Question

For the reaction A(g) $\rightleftharpoons$ 2B(g), the backward reaction rate constant is higher than the forward reaction rate constant by a factor of 2500, at 1000 K.
[Given: R = 0.0831 atm $mol^{–1} K^{–1}$]
$K_p$ for the reaction at 1000 K is:

• A. \(2.077 \times 10^5\)
• B. 0.033
• C. 0.021
• D. 83.1

Hint:

When backward rate constant is given as a multiple of the forward rate constant, use \( K_c = \frac{k_f}{k_b} \), and relate it to \( K_p \) using \( (RT)^{\Delta n} \).

Answer 1

The Correct Option is B

The backward rate constant is provided as \( k_b = 2500 \times k_f \). This implies that \( \frac{k_f}{k_b} = \frac{1}{2500} \).
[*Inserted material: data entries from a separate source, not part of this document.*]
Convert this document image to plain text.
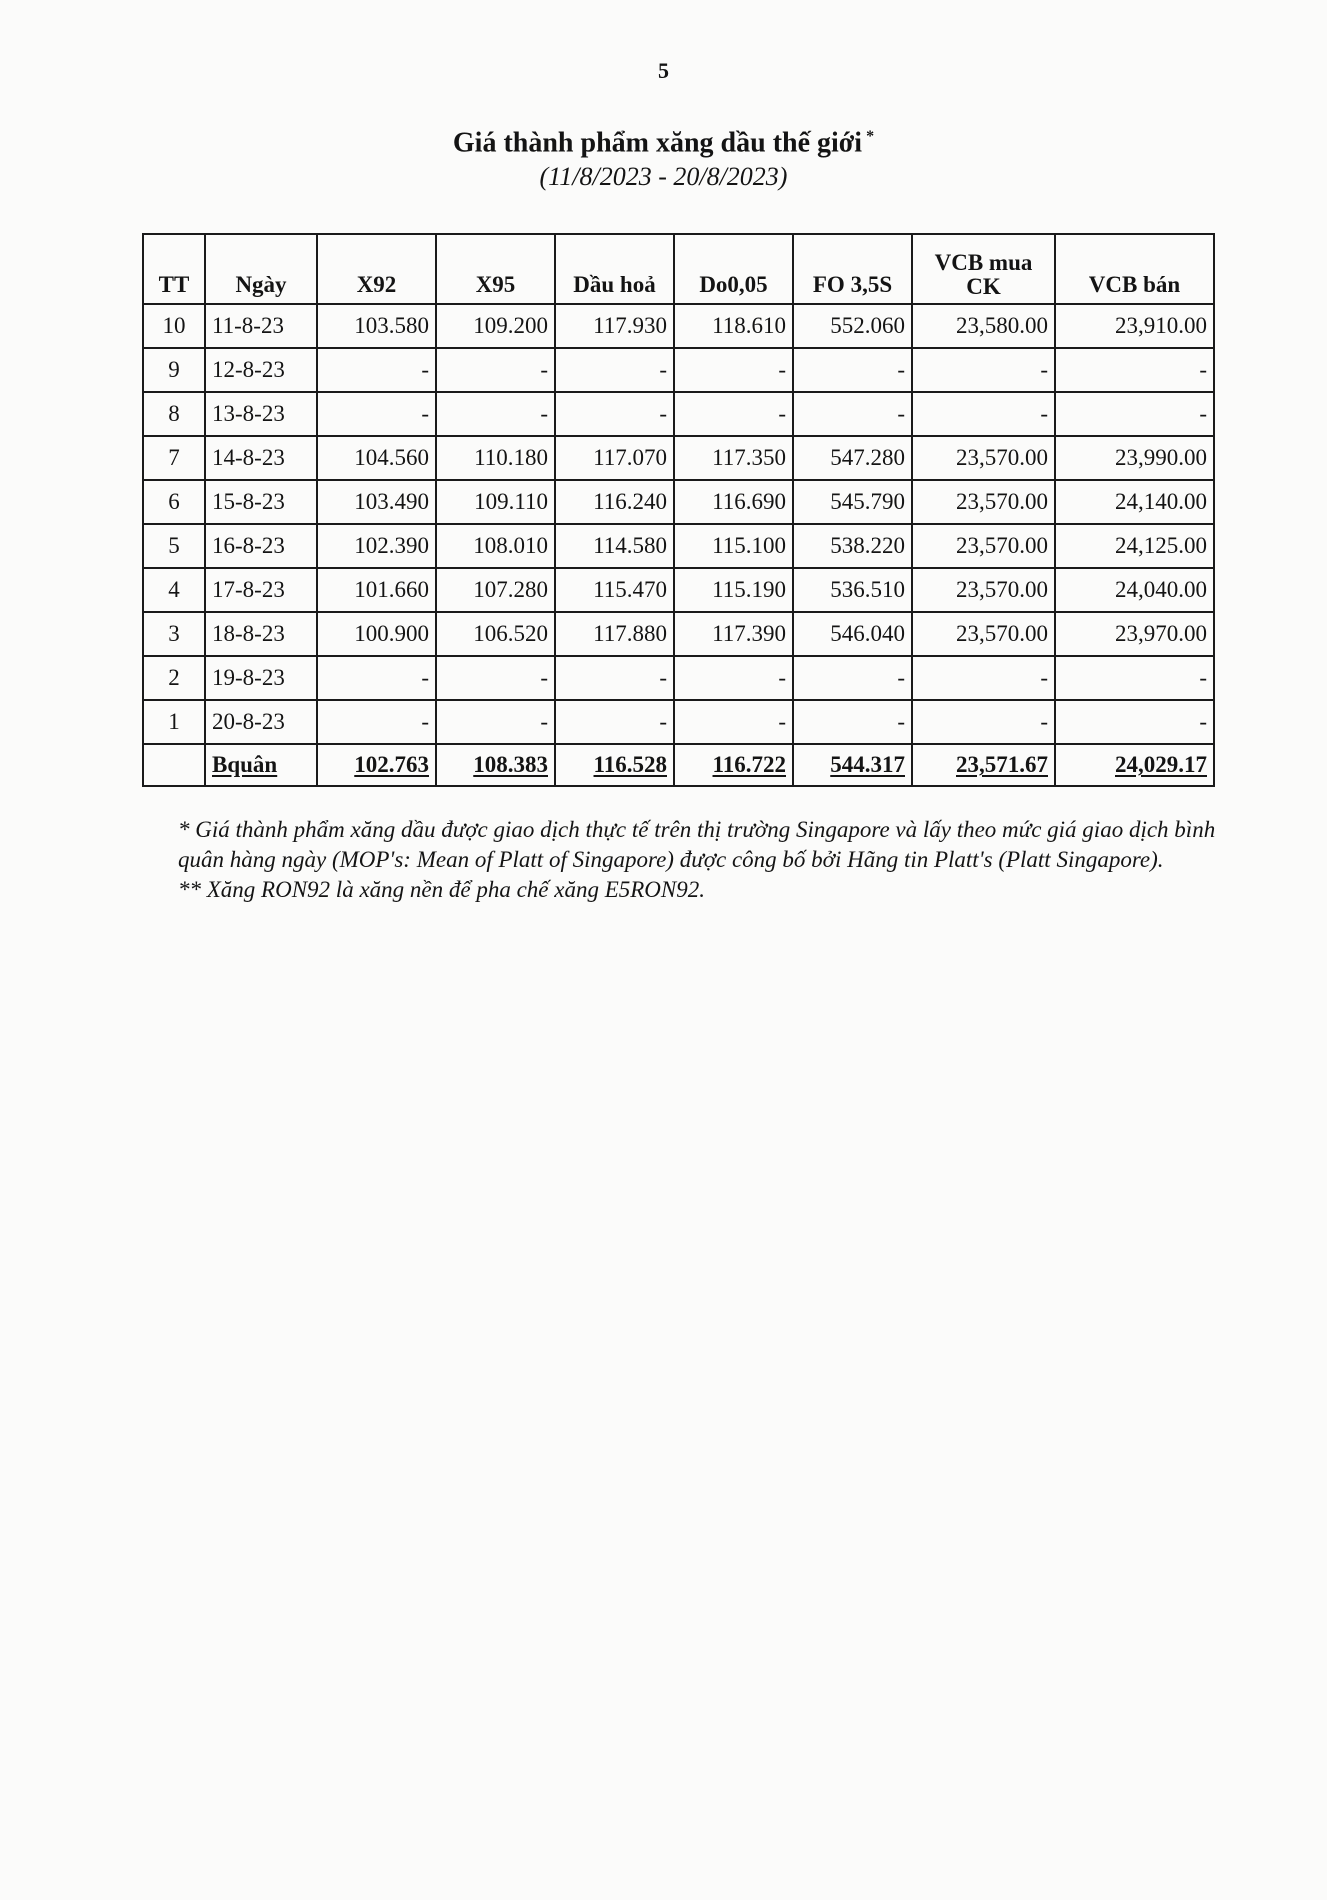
5
Giá thành phẩm xăng dầu thế giới *
(11/8/2023 - 20/8/2023)
TT	Ngày	X92	X95	Dầu hoả	Do0,05	FO 3,5S	VCB mua CK	VCB bán
10	11-8-23	103.580	109.200	117.930	118.610	552.060	23,580.00	23,910.00
9	12-8-23	-	-	-	-	-	-	-
8	13-8-23	-	-	-	-	-	-	-
7	14-8-23	104.560	110.180	117.070	117.350	547.280	23,570.00	23,990.00
6	15-8-23	103.490	109.110	116.240	116.690	545.790	23,570.00	24,140.00
5	16-8-23	102.390	108.010	114.580	115.100	538.220	23,570.00	24,125.00
4	17-8-23	101.660	107.280	115.470	115.190	536.510	23,570.00	24,040.00
3	18-8-23	100.900	106.520	117.880	117.390	546.040	23,570.00	23,970.00
2	19-8-23	-	-	-	-	-	-	-
1	20-8-23	-	-	-	-	-	-	-
	Bquân	102.763	108.383	116.528	116.722	544.317	23,571.67	24,029.17

* Giá thành phẩm xăng dầu được giao dịch thực tế trên thị trường Singapore và lấy theo mức giá giao dịch bình quân hàng ngày (MOP's: Mean of Platt of Singapore) được công bố bởi Hãng tin Platt's (Platt Singapore).

** Xăng RON92 là xăng nền để pha chế xăng E5RON92.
For a gaseous equilibrium reaction, the relationship between \( K_p \) and \( K_c \) is given by \( K_p = K_c(RT)^{\Delta n} \). Since we are working with rate constants, we can equate \( K_c \) with the ratio of the forward and backward rate constants: \( K_c = \frac{k_f}{k_b} = \frac{1}{2500} \). The given reaction is \( A(g) \rightleftharpoons 2B(g) \), which means \( \Delta n = 2 - 1 = 1 \). Using the formula \( K_p = K_c(RT)^{\Delta n} \) and substituting the values: \[ K_p = \frac{1}{2500} \times (0.0831 \times 1000)^1 = \frac{1}{2500} \times 83.1 \] Therefore, \[ K_p = \frac{83.1}{2500} = 0.03324 \approx 0.033 \] The approximate value of \( K_p \) is 0.033.